Israel’s Government to Set Nighttime Curfew Over Purim

Israeli police seen at the entrance to the neighborhood of Ramot in Yerushalayim during a night curfew in September. (Yonatan Sindel/Flash90)

Israel’s government will debate the proposal of a nighttime curfew over Purim, on Tuesday night.

The Health Ministry recommends a night curfew on Thursday, Friday and Motzoei Shabbos, from 8 p.m. until 5:00 in the morning. The Ministry also seeks to reduce the frequency of public transportation, and to cancel intercity buses during the days of Purim.

Prime Minister Binyamin Netanyahu said: “On Purim last year there was a huge increase in infection and we do not want to see it again. Everything must be done to prevent this and pass Purim in peace. Complacency can kill and we must respond quickly to prevent an increase in morbidity.”
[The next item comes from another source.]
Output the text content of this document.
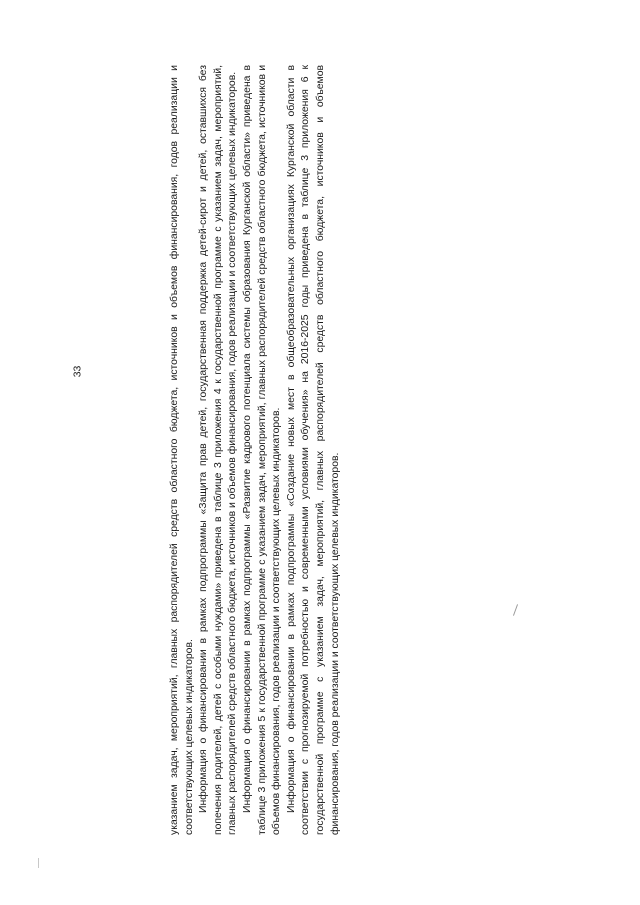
33	указанием задач, мероприятий, главных распорядителей средств областного бюджета, источников и объемов финансирования, годов реализации и соответствующих целевых индикаторов. Информация о финансировании в рамках подпрограммы «Защита прав детей, государственная поддержка детей-сирот и детей, оставшихся без попечения родителей, детей с особыми нуждами» приведена в таблице 3 приложения 4 к государственной программе с указанием задач, мероприятий, главных распорядителей средств областного бюджета, источников и объемов финансирования, годов реализации и соответствующих целевых индикаторов. Информация о финансировании в рамках подпрограммы «Развитие кадрового потенциала системы образования Курганской области» приведена в таблице 3 приложения 5 к государственной программе с указанием задач, мероприятий, главных распорядителей средств областного бюджета, источников и объемов финансирования, годов реализации и соответствующих целевых индикаторов. Информация о финансировании в рамках подпрограммы «Создание новых мест в общеобразовательных организациях Курганской области в соответствии с прогнозируемой потребностью и современными условиями обучения» на 2016-2025 годы приведена в таблице 3 приложения 6 к государственной программе с указанием задач, мероприятий, главных распорядителей средств областного бюджета, источников и объемов финансирования, годов реализации и соответствующих целевых индикаторов.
Health Minister Yuli Edelstein added to this: “I know that at least 70% do not maintain home quarantine. Yesterday the Constitution Committee refused to extend the isolation in corona motels. The Health Ministry is trying to achieve digital surveillance of quarantine at home. Even if we go for legislation, it will be very problematic from a legal point of view.”

Meanwhile, after weeks of continuous decline, Israel’s COVID-19 reproduction number returned to climb in recent days and has reached 0.86, the Coronavirus National Information and Knowledge Center reported on Tuesday, raising concerns of resurging spread of the disease just days before Purim.

A reproduction number, or R number, higher than 1 indicates infections will grow at an exponential rate, while below 1 point to their eventual halt.

According to data, 4,677 new cases of coronavirus have been detected out of some 69,000 tests conducted on Monday, meaning 7% of tests yielded a positive result, topping the 6.5% weekly average.

Of all new coronavirus patients, 77% were under the age of 39, and only 6.2% were over 60.

The report warns that despite patients’ average age dropping, the extent of infections and the fact that a significant part of the population has not yet been vaccinated against COVID-19 cause a slow reduction of serious illness.

There were 797 patients hospitalized in serious condition, 248 of them were connected to ventilators.

Since the outbreak of the pandemic in Israel, 5,604 people have died due to coronavirus-related complications.

The Health Ministry announced on Tuesday morning that over 70% of Israelis over the age of 16 have received at least one dose of the COVID-19 vaccine.

Out of 4.45 million inoculated citizens, more than 3 million have also received the second shot.

Some 157,000 people have been inoculated with either of both doses on Monday alone.